Beide Vereine appellieren seit Tagen an die verfeindeten Fan- Gruppen, das Last-Minute-Match um Europa friedlich zu begleiten. Bremer und Hamburger werden von der Polizei strickt getrennt, Choreographien sind aus Sicherheitsgründen verboten, und die Bahn hat Alkohol in ihren Zügen untersagt. Weil gefälschte Tickets aufgetaucht sind, werden die Einlasskontrollen verschärft. Die negativen Erlebnisse dürften nicht „zur Besessenheit werden, sie sollen uns nur positiv inspirieren. Wir wollen unseren dominanten Spielstil nach dem 4:0 gegen Nürnberg auch auswärts ausbauen“, sagte Moniz, für den Bremens kontinuierliche Personalpolitik ein „großes Beispiel“ ist. „Aber wir glauben an unsere eigene Kraft.“
Der Niederländer, der mit einem Sieg an der Weser eine Außenseiterchance auf den Cheftrainerjob an der Elbe haben könnte, lässt auf den Charakter der Mannschaft nichts kommen: „Wir hatten mit Rafael van der Vaart einmal ein Naturtalent, alle anderen mussten sich alles erarbeiten. Diese Arbeitskultur hat immerhin zu zwei Halbfinals in Europa gereicht“, verteidigte er die gescholtenen Profis, die zuletzt 2007 mit zwei van-der-Vaart-Toren in Bremen siegten. Kapitän David Jarolim und Co. wollen deshalb weiter mit ihm arbeiten.

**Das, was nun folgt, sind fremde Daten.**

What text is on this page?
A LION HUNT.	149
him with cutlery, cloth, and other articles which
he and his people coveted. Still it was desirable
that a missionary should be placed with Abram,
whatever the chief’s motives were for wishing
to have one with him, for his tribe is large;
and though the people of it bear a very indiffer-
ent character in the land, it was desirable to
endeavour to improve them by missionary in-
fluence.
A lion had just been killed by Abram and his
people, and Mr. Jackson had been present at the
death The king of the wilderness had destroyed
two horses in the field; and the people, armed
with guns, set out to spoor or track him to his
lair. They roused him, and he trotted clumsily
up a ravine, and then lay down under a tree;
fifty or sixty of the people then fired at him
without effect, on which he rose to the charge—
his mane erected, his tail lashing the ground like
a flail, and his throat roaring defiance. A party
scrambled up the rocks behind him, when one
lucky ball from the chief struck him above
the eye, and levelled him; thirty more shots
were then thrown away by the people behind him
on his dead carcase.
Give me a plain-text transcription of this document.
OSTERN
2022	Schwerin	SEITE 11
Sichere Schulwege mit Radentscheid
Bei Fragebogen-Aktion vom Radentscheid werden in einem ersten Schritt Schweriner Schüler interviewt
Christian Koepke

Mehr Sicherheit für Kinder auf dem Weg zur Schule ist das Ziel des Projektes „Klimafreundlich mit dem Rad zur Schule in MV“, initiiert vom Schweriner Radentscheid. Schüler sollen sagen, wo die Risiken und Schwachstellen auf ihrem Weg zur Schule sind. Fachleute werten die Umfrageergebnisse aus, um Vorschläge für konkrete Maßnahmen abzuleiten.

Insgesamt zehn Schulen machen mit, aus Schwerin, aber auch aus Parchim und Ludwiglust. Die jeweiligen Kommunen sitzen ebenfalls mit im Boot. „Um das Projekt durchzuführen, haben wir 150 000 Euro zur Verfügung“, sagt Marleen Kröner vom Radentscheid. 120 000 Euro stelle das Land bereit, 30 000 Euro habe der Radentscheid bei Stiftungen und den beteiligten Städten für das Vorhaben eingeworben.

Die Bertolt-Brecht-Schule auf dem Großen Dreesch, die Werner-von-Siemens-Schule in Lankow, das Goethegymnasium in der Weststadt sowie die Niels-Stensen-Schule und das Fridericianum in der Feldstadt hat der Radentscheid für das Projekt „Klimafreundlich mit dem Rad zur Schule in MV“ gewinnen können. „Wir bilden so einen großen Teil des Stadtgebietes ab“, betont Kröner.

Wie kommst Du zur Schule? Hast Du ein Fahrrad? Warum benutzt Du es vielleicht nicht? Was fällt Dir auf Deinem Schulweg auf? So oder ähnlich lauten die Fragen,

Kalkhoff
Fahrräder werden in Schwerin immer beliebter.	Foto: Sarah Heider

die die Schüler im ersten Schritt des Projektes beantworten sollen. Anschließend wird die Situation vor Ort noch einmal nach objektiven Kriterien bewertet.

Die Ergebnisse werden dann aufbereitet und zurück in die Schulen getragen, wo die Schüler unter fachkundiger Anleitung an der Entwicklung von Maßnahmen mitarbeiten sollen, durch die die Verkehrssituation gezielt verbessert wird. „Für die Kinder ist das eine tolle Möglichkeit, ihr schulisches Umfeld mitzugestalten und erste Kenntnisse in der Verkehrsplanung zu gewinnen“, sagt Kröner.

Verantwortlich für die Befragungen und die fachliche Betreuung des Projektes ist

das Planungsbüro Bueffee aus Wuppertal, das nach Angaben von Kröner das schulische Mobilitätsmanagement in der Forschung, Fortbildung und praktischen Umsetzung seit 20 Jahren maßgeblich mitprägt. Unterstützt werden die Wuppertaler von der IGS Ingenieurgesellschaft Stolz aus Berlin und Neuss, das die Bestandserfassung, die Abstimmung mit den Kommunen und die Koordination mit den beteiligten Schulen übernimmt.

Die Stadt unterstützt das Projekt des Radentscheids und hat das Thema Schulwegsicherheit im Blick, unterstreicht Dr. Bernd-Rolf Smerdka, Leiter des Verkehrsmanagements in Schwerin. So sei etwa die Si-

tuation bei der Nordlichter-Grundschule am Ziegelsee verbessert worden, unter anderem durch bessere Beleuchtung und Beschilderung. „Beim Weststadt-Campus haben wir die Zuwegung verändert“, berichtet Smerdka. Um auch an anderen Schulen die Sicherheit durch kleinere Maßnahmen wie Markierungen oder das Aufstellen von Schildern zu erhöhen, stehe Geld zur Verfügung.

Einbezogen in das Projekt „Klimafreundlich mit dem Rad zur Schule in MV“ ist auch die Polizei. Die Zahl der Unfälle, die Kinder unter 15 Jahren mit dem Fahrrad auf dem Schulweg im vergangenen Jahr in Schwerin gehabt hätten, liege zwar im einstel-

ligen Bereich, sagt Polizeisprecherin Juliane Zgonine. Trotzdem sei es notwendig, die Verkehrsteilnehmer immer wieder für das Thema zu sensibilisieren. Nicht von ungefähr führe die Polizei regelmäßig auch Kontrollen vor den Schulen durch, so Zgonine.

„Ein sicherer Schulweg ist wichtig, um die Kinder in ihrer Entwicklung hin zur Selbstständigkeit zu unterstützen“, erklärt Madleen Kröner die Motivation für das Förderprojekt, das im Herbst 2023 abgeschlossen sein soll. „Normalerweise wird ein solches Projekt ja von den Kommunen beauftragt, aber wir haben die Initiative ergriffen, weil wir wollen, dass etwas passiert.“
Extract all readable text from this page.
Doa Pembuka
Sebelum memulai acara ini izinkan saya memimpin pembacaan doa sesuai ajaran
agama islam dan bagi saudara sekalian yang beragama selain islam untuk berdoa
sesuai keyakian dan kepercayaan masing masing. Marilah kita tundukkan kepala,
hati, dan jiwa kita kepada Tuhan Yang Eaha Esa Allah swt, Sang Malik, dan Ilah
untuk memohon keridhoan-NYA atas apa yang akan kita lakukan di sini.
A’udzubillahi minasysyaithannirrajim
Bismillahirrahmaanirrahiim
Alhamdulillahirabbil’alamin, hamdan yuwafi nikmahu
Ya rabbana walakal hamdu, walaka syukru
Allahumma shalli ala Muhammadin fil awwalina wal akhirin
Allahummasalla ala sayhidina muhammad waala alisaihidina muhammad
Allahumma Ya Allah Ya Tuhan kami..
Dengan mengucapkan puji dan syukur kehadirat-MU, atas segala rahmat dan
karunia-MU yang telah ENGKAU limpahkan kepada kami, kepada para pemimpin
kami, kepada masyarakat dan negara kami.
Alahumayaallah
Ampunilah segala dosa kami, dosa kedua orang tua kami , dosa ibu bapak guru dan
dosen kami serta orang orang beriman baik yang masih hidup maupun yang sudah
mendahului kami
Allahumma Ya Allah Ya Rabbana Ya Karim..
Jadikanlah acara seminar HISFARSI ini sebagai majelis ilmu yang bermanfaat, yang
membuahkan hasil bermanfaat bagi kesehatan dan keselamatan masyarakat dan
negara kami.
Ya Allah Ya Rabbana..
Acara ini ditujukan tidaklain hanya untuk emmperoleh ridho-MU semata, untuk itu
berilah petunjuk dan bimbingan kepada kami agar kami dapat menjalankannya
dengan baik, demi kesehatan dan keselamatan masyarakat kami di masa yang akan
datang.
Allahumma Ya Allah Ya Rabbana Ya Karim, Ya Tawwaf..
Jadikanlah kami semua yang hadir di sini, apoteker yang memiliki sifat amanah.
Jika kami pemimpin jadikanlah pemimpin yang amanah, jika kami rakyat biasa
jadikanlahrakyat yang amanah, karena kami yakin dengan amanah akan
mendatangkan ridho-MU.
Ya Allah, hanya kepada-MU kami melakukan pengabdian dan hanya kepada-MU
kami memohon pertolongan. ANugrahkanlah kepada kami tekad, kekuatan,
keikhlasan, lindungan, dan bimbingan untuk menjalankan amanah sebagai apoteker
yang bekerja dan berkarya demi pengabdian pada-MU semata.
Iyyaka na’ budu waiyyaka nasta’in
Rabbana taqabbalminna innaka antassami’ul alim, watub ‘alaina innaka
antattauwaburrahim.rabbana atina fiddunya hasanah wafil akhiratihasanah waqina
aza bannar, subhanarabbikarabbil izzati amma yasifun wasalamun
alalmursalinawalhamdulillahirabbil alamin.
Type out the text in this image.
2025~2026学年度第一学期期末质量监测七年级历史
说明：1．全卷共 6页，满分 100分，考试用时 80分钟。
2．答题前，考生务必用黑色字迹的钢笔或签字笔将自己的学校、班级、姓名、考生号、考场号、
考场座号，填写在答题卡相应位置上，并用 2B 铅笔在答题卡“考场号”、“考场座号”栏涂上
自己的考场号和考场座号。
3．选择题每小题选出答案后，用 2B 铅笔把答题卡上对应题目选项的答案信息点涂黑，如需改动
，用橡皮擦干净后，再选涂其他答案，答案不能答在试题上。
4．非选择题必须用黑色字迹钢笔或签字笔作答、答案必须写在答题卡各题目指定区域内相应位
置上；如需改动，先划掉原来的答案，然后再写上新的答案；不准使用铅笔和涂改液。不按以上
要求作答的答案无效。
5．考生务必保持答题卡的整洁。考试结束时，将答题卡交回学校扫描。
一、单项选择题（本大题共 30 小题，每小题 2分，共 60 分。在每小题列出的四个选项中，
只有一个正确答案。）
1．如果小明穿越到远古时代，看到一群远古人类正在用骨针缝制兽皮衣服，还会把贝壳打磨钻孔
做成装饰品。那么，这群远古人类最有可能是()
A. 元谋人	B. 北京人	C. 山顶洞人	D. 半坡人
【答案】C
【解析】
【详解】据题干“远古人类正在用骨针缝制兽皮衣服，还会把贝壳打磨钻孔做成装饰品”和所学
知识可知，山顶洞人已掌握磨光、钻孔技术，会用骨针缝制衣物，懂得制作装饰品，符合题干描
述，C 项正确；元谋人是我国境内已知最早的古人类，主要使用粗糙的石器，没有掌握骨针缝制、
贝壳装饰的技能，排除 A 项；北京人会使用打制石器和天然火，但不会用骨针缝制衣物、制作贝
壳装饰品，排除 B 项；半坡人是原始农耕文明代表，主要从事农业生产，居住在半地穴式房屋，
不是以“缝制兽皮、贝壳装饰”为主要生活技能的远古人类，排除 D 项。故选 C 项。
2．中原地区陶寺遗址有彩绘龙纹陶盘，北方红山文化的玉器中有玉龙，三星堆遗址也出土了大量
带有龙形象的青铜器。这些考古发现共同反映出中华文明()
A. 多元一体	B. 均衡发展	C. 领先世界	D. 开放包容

Im 54. Pflichtspiel der Saison geht es auch darum, ob der HSV seinen 48-Millionen-Euro-Kader demnächst noch bezahlen kann. Auch für Allofs ist Rang drei mit Blick auf große Fußball-Abende in der Königsklasse und Gegner der Weltklasse „mit viel Fantasie verbunden“. Nur sechs Millionen weniger muss der kleine Nordrivale an Gehältern zahlen, bekommt aber aus Stadion-, Marketing- und Merchandising-Einnahmen deutlich weniger in die Kasse. „Es ist fantastisch, so ein Spiel zu haben“, sagte Schaaf vor dem mit 41.150 Zuschauern ausverkauften Saisonfinale. Mit 32 Punkten aus den letzten 13 Partien haben sich die Bremer zwei Punkte Vorsprung auf Leverkusen erarbeitet und wollen Platz drei auf keinen Fall mehr abgeben.